I've also gotten Neera down to AC 2! Yay!
Feminina:
She never sucked! Imoen is my girl! She just is my girl who can hang out at the carnival while I see if this new person has any story to follow up on.
It would be pretty funny to go back and dump Branwen there again. "Hey dude who had this statue as a sideshow novelty, why don't you chat with the woman whose soul it imprisoned?"
Butch:
HA!
"Hey, look at it this way, Bramwen, I'm sure it was really annoying that you wanted to play all those carnival games but couldn't. Now you can! Here's ten gold. Go win a big stuffed bear. See ya later."
Feminina:
I would so pay off my companions if it meant they'd actually come when I wanted them later, instead of making me hunt them down.
"Look, I'll give you a 200-gold retainer, and you agree to come when I need you, all right?"
Butch:
Dude that would be so worth it.
Especially as I have crossed the threshold that every RPG has, that transition from "I am always broke" to "I have more money than I know what to do with."

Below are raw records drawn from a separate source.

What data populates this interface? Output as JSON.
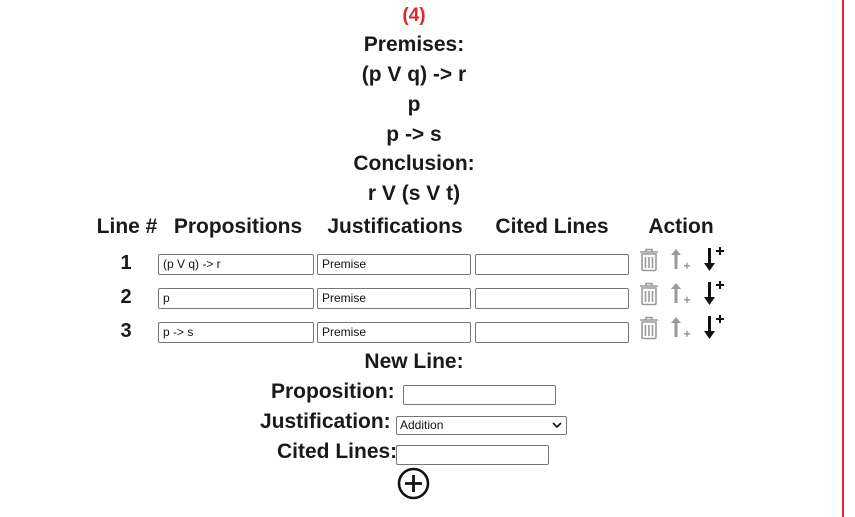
{
  "problem": {
    "number": "(4)",
    "premises_label": "Premises:",
    "premises": [
      "(p V q) -> r",
      "p",
      "p -> s"
    ],
    "conclusion_label": "Conclusion:",
    "conclusion": "r V (s V t)"
  },
  "table": {
    "headers": {
      "line": "Line #",
      "propositions": "Propositions",
      "justifications": "Justifications",
      "cited_lines": "Cited Lines",
      "action": "Action"
    },
    "rows": [
      {
        "line": "1",
        "proposition": "(p V q) -> r",
        "justification": "Premise",
        "cited": ""
      },
      {
        "line": "2",
        "proposition": "p",
        "justification": "Premise",
        "cited": ""
      },
      {
        "line": "3",
        "proposition": "p -> s",
        "justification": "Premise",
        "cited": ""
      }
    ]
  },
  "new_line": {
    "title": "New Line:",
    "proposition_label": "Proposition:",
    "proposition_value": "",
    "justification_label": "Justification:",
    "justification_selected": "Addition",
    "cited_label": "Cited Lines:",
    "cited_value": ""
  },
  "icons": {
    "delete": "trash-icon",
    "move_up": "move-up-icon",
    "insert_below": "insert-below-icon",
    "add": "add-circle-icon"
  },
  "colors": {
    "accent_red": "#e3262c",
    "disabled_gray": "#9a9a9a",
    "text": "#1a1a1a"
  }
}
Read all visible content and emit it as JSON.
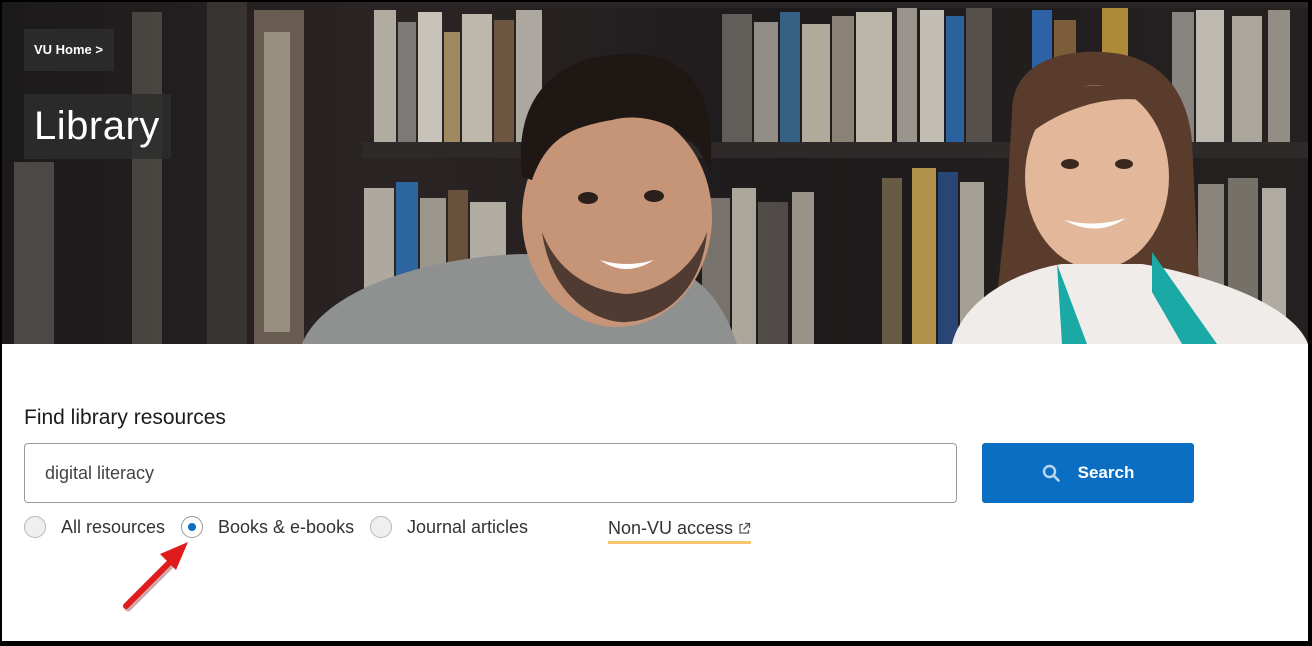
{
  "hero": {
    "breadcrumb": "VU Home >",
    "title": "Library"
  },
  "search": {
    "heading": "Find library resources",
    "query": "digital literacy",
    "button_label": "Search",
    "options": [
      {
        "label": "All resources",
        "selected": false
      },
      {
        "label": "Books & e-books",
        "selected": true
      },
      {
        "label": "Journal articles",
        "selected": false
      }
    ],
    "external_link": "Non-VU access"
  },
  "colors": {
    "accent": "#0a6fc2",
    "link_underline": "#f7c56f",
    "annotation_arrow": "#e01b1b"
  },
  "icons": [
    "search-icon",
    "external-link-icon",
    "annotation-arrow-icon"
  ]
}
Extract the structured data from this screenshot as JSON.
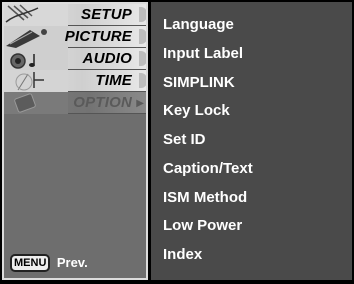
{
  "sidebar": {
    "tabs": [
      {
        "label": "SETUP",
        "icon": "setup-icon",
        "state": "active"
      },
      {
        "label": "PICTURE",
        "icon": "picture-icon",
        "state": "normal"
      },
      {
        "label": "AUDIO",
        "icon": "audio-icon",
        "state": "normal"
      },
      {
        "label": "TIME",
        "icon": "time-icon",
        "state": "normal"
      },
      {
        "label": "OPTION",
        "icon": "option-icon",
        "state": "inactive"
      }
    ],
    "footer": {
      "menu_key": "MENU",
      "prev_label": "Prev."
    }
  },
  "menu": {
    "items": [
      {
        "label": "Language"
      },
      {
        "label": "Input Label"
      },
      {
        "label": "SIMPLINK"
      },
      {
        "label": "Key Lock"
      },
      {
        "label": "Set ID"
      },
      {
        "label": "Caption/Text"
      },
      {
        "label": "ISM Method"
      },
      {
        "label": "Low Power"
      },
      {
        "label": "Index"
      }
    ]
  },
  "colors": {
    "background": "#000000",
    "sidebar_bg": "#6e6e6e",
    "menu_bg": "#4a4a4a",
    "text": "#ffffff"
  }
}
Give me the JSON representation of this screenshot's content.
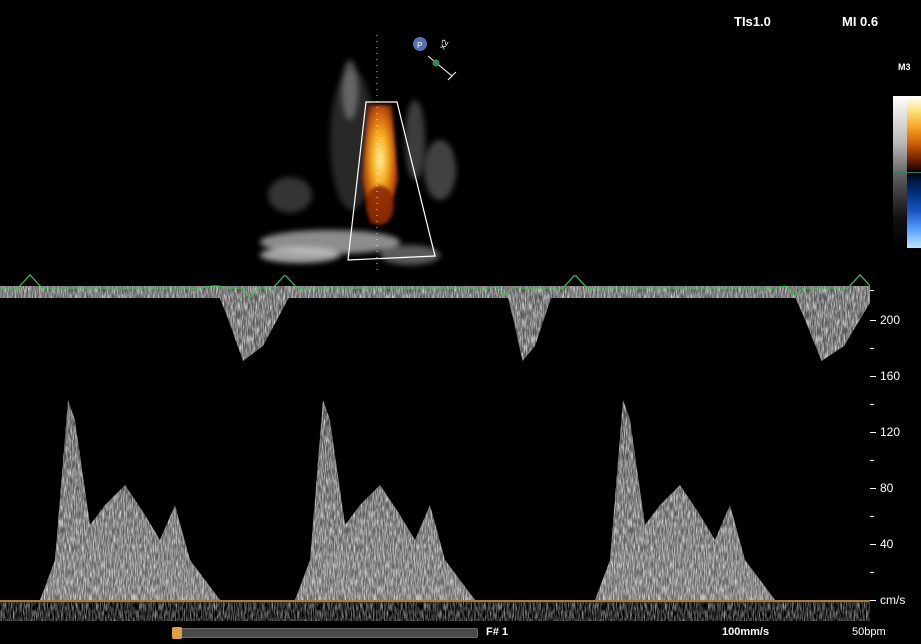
{
  "header": {
    "tis": "TIs1.0",
    "mi": "MI 0.6"
  },
  "colormap": {
    "label": "M3"
  },
  "probe": {
    "zoom_label": "x2",
    "marker": "P"
  },
  "velocity_scale": {
    "ticks": [
      "200",
      "160",
      "120",
      "80",
      "40",
      "cm/s"
    ],
    "tick_values": [
      200,
      160,
      120,
      80,
      40,
      0
    ]
  },
  "footer": {
    "frame": "F#  1",
    "sweep_speed": "100mm/s",
    "heart_rate": "50bpm"
  },
  "colors": {
    "ecg": "#3fbf5a",
    "baseline": "#b07a30",
    "color_flow_hot": "#f59a1c",
    "color_flow_cool": "#1a55c8"
  }
}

Although, I amend that. I do know what to do with it. I want to buy elixirs of health, health potions, anything. Both the temple in the Friendly Arms and the one in Nashkel seem to be fresh out. Don't they replenish? I was hoping they'd replenish.
I have money here, people!
Feminina:
I know! They run out of potions and apparently I'm cut off! Even though I'm now swimming in money.
"Sorry ma'am, you're on a watch list for potion-seeking behavior. We can't give you anymore."
I need to try the place in Gullykin. I don't think they were out last time I was there.
No one in Candlekeep had potions, did they? I didn't have any money when I was there last, so I might not have noticed, but I don't remember anyone having them.
Butch:
Oh right! Gullykin! Better check there.
Wait, you've been back to Candlekeep? I haven't been back to Candlekeep. Why'd you go back to Candlekeep?
Feminina:
Oh lord no, I haven't been back to Candlekeep. By "when I was there last" I meant "at the beginning of the game."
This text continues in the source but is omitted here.